Closed tonyreina closed 4 years ago
Hey @tonyreina , thanks for these suggestions. The sole purpose of the pin memory loop is to pin the torch tensors so that they can be copied to GPU faster. It could be that it also hides some of the process-process communication overhead. Including these changes only makes sense if my intuition about hiding communication overhead is correct (in the context of a system that does not have cuda available). If there is no performance difference then it would be better to simply set pin_memory=False in the MultithreadedAugmenter. I will have some time to check this myself tomorrow. I will let you know the results :-)
Sounds great. I wasn't sure of the best way to handle it so I'll go with whatever you think makes sense.
Hi Toni, results are in. I created a small script to compare run times. I attach it to this message in case you are interested. The script simulates a training-like load with a dataloader and measures how quickly it runs through a set number of iterations. The dataloader is configures so that there is no CPU bottleneck and I chose the simulated training load such that the process-process communication should be visible. Running this on the current master (with GPU present) gives the following results:
pin_memory = True this takes 45.7458291053772 s pin_memory = False this takes 57.25228023529053 s
Indeed, the code with pin_memory runs faster then without, although more work was being done. This points to my theory about hiding communication overhead it correct.

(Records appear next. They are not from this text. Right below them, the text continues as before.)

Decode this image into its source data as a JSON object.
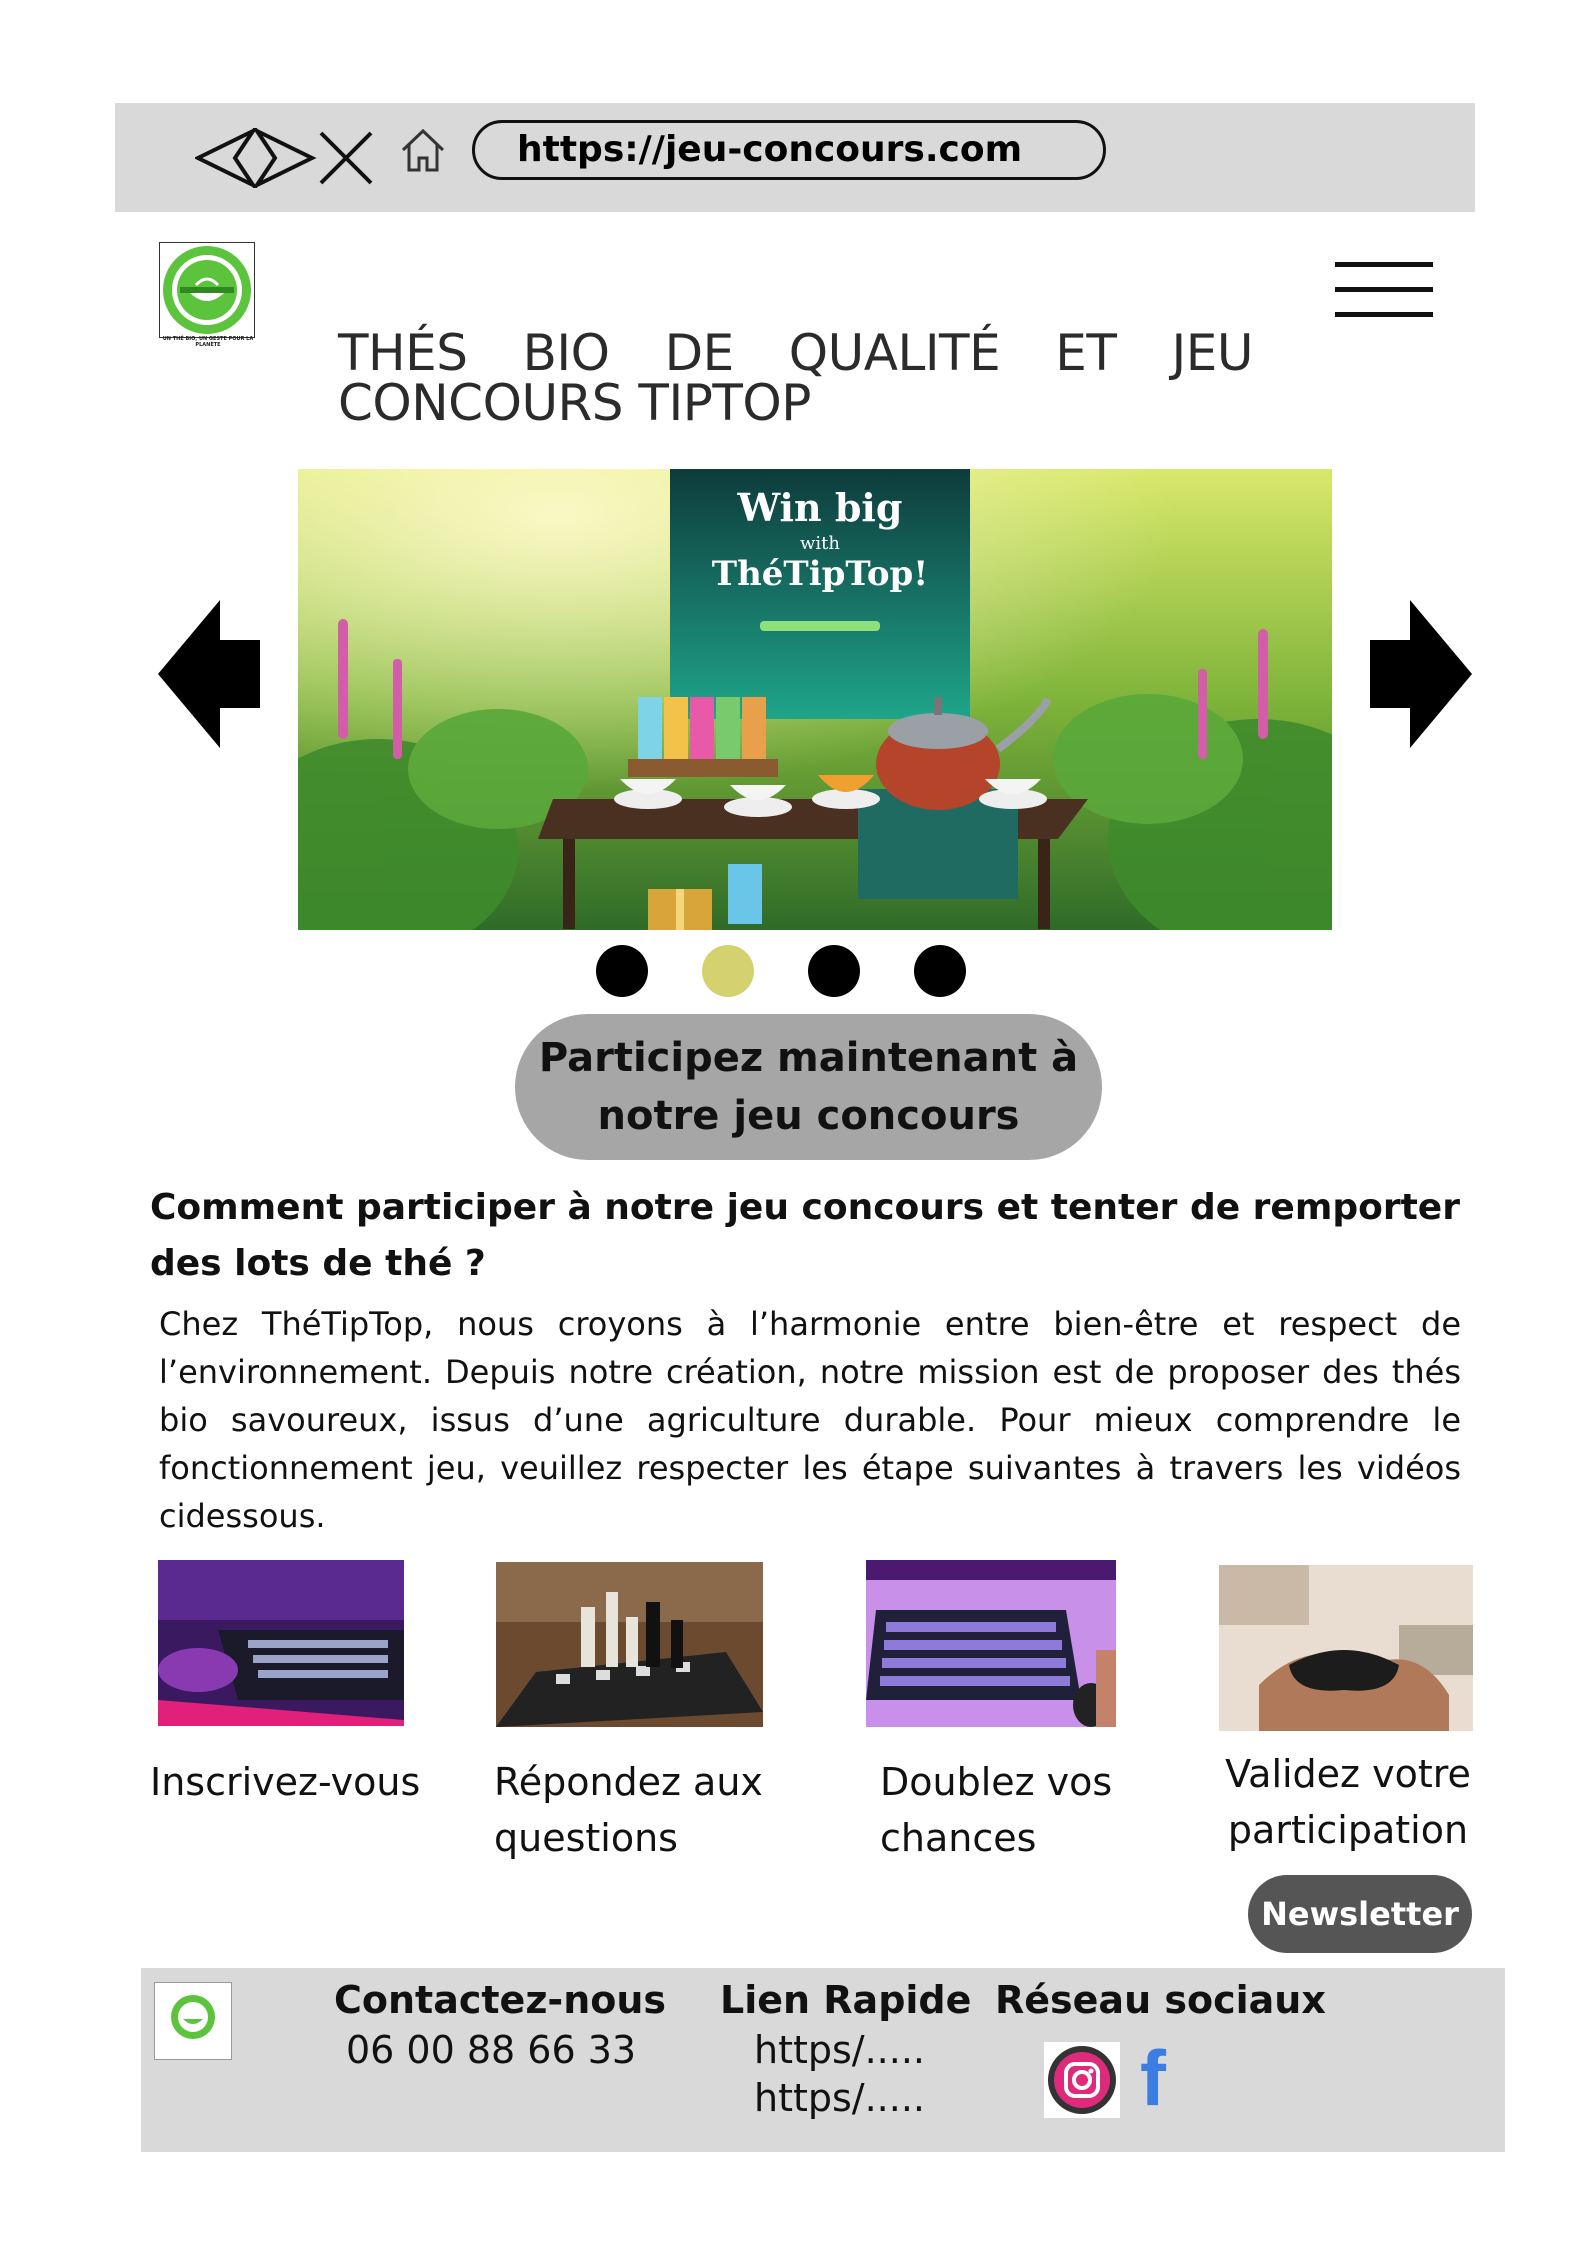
{
  "browser": {
    "url": "https://jeu-concours.com",
    "icons": [
      "back-chevron-icon",
      "forward-chevron-icon",
      "close-icon",
      "home-icon"
    ]
  },
  "header": {
    "logo_caption": "UN THÉ BIO, UN GESTE POUR LA PLANÈTE",
    "title": "THÉS BIO DE QUALITÉ ET JEU CONCOURS TIPTOP",
    "menu_icon": "hamburger-icon"
  },
  "carousel": {
    "banner_line1": "Win big",
    "banner_line2": "with",
    "banner_line3": "ThéTipTop!",
    "slide_count": 4,
    "active_slide_index": 1,
    "active_dot_color": "#d4d26e",
    "dot_color": "#000000"
  },
  "cta": {
    "label": "Participez maintenant à notre jeu concours"
  },
  "intro": {
    "heading": "Comment participer à notre jeu concours et tenter de remporter des lots de thé ?",
    "body": "Chez ThéTipTop, nous croyons à l’harmonie entre bien-être et respect de l’environnement. Depuis notre création, notre mission est de proposer des thés bio savoureux, issus d’une agriculture durable. Pour mieux comprendre le fonctionnement jeu, veuillez respecter les étape suivantes à travers les vidéos cidessous."
  },
  "steps": [
    {
      "label": "Inscrivez-vous"
    },
    {
      "label": "Répondez aux questions"
    },
    {
      "label": "Doublez vos chances"
    },
    {
      "label": "Validez votre participation"
    }
  ],
  "newsletter": {
    "label": "Newsletter"
  },
  "footer": {
    "contact_heading": "Contactez-nous",
    "phone": "06 00 88 66 33",
    "links_heading": "Lien Rapide",
    "links": [
      "https/.....",
      "https/....."
    ],
    "social_heading": "Réseau sociaux",
    "social_icons": [
      "instagram-icon",
      "facebook-icon"
    ],
    "facebook_glyph": "f"
  },
  "colors": {
    "bar_gray": "#d9d9d9",
    "cta_gray": "#a6a6a6",
    "newsletter_bg": "#555555",
    "brand_green": "#5cc43c",
    "facebook_blue": "#3b7de0"
  }
}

To verify this I checked out your master and reran the snipped (with CUDA_VISIBLE_DEVICES=None
and I verified that
In [2]: torch.cuda.is_available()
Out[2]: False
These are the results:
pin_memory = True this takes 43.05331873893738 s pin_memory = False this takes 55.707196950912476 s
So yes, your way of doing this will result in better performance. I will merge your pull request now :-)
Best, Fabian
from time import time
from batchgenerators.dataloading import SlimDataLoaderBase, MultiThreadedAugmenter
import numpy as np
from batchgenerators.transforms import NumpyToTensor
class DummyDataLoader(SlimDataLoaderBase):
def __init__(self):
data = np.random.random((2, 4, 192, 224, 192)).astype(np.float32) # simulate a batch from brats
labels = np.random.randint(0, 4, (2, 1, 192, 224, 192), dtype=np.int32)

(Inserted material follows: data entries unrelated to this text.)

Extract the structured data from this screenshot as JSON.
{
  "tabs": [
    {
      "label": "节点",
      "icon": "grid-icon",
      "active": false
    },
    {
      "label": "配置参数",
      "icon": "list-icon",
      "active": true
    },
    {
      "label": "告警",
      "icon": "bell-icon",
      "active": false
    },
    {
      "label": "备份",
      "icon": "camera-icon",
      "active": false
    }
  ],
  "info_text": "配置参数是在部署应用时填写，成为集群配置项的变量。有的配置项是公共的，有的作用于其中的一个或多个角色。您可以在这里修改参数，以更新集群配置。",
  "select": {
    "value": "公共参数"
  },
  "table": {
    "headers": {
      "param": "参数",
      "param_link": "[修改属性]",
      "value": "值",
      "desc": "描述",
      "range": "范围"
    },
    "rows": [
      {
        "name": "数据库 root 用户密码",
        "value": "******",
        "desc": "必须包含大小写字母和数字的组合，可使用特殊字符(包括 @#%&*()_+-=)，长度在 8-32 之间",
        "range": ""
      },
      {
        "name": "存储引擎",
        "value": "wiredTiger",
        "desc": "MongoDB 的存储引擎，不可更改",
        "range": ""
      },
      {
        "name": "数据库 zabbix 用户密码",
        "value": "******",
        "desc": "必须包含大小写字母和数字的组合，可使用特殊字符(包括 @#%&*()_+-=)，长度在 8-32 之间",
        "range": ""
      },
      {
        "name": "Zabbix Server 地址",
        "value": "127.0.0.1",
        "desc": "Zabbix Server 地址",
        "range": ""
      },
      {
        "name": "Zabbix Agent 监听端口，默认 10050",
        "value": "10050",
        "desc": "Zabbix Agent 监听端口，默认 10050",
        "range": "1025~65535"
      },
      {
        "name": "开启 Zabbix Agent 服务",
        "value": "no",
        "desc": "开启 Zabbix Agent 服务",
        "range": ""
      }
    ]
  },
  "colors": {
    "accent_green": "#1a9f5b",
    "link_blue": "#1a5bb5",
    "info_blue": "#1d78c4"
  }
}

super().__init__((data, labels), None, 0)
def generate_train_batch(self):
return {'data': self._data[0], 'labels': self._data[1]}
def get_dummy_dataloader(num_processes=8, pin_memory=True):
dl = DummyDataLoader()
mt = MultiThreadedAugmenter(dl, NumpyToTensor(), num_processes, 2, None, pin_memory, 1)
return mt
def run_dummy_iterations(mta, num_warumup=10, num_iters=100):
for _ in range(num_warumup):
_ = mta.next()
start = time()
for _ in range(num_iters):
_ = mta.next()
# simulate some load. this takes about half a s on my PC
a = np.random.random((2, 4, 192, 224, 192)).astype(np.float32)
end = time()
return end - start
if __name__ == '__main__':
print('pin_memory = True')
mta = get_dummy_dataloader(8, True)
print('this takes', run_dummy_iterations(mta, 10, 100), 's')
print('pin_memory = False')
mta = get_dummy_dataloader(8, False)
print('this takes', run_dummy_iterations(mta, 10, 100), 's')
Your contribution motivated me to always enable a thread for hiding the process-process communication bottleneck. I have pushed my updates to master, feel free to check them out. I verified that this is still compatible with nnunet CPU training.
Now we always get a performance benefit, regardless of whether pin_memory is set:
pin_memory = True using pin_memory on device 0 this takes 42.54739475250244 s pin_memory = False abort event is set this takes 43.718252182006836 s
MLPerf update to remove dependency on CUDA for the data loader. This should autodetect the presence of CUDA so will work as in past with GPU and will also fall back to CPU data loading if CUDA not found.